Paul, to be fair, has expressed more concern about the civil liberties of Muslims and Latino immigrants than many other Tea Partiers. Unlike Ted Cruz, he’s not wild about Arizona’s immigration law. And during his 13-hour drone filibuster, he did mention Americans of Middle Eastern descent, asking whether “if you happen to be an Arab-American who has a relative in the Middle East and you communicate with them by e-mail and somebody says, oh, your relative is someone we suspect of being associated with terrorism, is that enough to kill you?”
But even Paul—who after Rep. Justin Amash (R-MI) may be the most genuinely civil libertarian of the rising Tea Party pols—has a nasty habit of arguing that we can protect the freedoms of regular Americans by getting the government to target other, swarthier, folks. After the Boston Marathon attack, he suggested suspending all new student visas. In 2011, he told Sean Hannity that “I don’t want them [the government] looking at all 100 million guns records but I do want them going after … 100,000 exchange students from the Middle East … I would rather devote resources to that than I would patting down six year American kids in the airport.” He also told Hannity that “if someone is attending speeches from someone who is promoting the violent overthrow of our government, that’s really an offense that we should be going after—they should be deported or put in prison.” One Kentucky blog pointed out that given Paul’s presence at rallies where militia types discussed violent rebellion against Washington, he might not pass his own test.

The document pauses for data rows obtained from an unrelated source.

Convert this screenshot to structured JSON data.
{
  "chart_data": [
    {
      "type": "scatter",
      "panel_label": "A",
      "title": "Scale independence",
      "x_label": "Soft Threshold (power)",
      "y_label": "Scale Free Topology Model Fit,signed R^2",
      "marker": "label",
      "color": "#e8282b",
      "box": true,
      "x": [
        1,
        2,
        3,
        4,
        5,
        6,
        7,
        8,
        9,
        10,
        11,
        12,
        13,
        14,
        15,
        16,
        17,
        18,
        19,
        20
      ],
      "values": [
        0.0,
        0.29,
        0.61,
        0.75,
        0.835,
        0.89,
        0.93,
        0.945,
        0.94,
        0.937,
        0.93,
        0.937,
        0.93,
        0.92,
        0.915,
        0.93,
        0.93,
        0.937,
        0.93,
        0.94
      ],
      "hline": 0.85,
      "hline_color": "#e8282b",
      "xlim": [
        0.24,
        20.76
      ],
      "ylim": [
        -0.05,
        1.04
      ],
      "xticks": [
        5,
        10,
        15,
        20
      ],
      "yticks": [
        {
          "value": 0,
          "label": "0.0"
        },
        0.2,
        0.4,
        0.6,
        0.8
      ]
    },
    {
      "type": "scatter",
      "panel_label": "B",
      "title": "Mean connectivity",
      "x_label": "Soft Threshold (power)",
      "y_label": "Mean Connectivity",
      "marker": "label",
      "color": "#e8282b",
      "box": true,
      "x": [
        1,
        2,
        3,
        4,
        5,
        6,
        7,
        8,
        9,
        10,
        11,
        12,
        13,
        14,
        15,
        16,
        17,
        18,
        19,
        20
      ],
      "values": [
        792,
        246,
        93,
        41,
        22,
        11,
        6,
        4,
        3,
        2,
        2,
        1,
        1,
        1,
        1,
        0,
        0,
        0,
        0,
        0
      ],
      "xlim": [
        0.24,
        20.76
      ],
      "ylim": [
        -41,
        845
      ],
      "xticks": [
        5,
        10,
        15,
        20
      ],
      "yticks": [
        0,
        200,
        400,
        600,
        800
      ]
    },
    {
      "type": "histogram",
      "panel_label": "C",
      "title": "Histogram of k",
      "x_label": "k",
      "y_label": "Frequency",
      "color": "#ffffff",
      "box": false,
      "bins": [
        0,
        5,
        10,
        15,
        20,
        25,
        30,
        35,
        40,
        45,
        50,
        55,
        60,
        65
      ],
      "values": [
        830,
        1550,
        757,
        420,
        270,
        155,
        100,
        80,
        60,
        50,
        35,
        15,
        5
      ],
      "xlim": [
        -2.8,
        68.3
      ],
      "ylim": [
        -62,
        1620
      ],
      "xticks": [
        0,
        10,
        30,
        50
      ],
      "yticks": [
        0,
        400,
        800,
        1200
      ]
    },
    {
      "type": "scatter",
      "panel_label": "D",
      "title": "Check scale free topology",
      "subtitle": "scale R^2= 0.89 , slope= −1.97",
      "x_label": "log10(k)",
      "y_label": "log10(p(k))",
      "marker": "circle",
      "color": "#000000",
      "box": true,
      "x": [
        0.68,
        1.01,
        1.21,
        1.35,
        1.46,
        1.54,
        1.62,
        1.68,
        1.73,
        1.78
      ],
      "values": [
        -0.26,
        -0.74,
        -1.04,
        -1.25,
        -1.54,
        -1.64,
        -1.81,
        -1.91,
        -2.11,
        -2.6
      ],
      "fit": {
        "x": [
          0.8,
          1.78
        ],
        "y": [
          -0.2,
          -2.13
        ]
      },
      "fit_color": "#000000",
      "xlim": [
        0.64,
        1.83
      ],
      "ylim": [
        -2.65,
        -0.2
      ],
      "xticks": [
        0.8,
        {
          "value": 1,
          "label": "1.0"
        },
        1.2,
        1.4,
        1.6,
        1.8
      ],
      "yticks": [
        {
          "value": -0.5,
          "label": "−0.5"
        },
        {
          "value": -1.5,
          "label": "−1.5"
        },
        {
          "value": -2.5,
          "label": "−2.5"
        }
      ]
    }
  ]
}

Instead of defending the groups whose civil liberties have suffered most since 9/11, Paul wants to target them even more. And he seems to believe that if the feds profile people from the Middle East more aggressively, they’ll be able to keep the country safe without patting down any real Americans at the airport. Because, of course, red-blooded, white-skinned folks like Timothy McVeigh, Ted Kaczynski, and Adam Lanza pose no threat at all.
We’ve seen this before. In the 1920s, many of the same “small-government” conservatives who denounced progressive-era taxation and regulation as an assault on personal freedom also supported Prohibition, which they considered necessary to keep Catholics and other recent immigrants from endangering America’s moral fiber. Throughout the civil-rights era, segregationists accused tyrants in Washington of denying the people of the South the freedom to do as they pleased. Their definition of “people of the South” just didn’t include blacks.
In American politics, it’s rarely been hard to defend the liberties of the powerful against the power of the state. The hard part has been widening the circle of those individuals whose liberties are considered worth defending to include the marginal and the reviled. In that effort, sadly, the battle lines haven’t changed all that much in recent months. And the Tea Party, for the most part, is on the wrong side.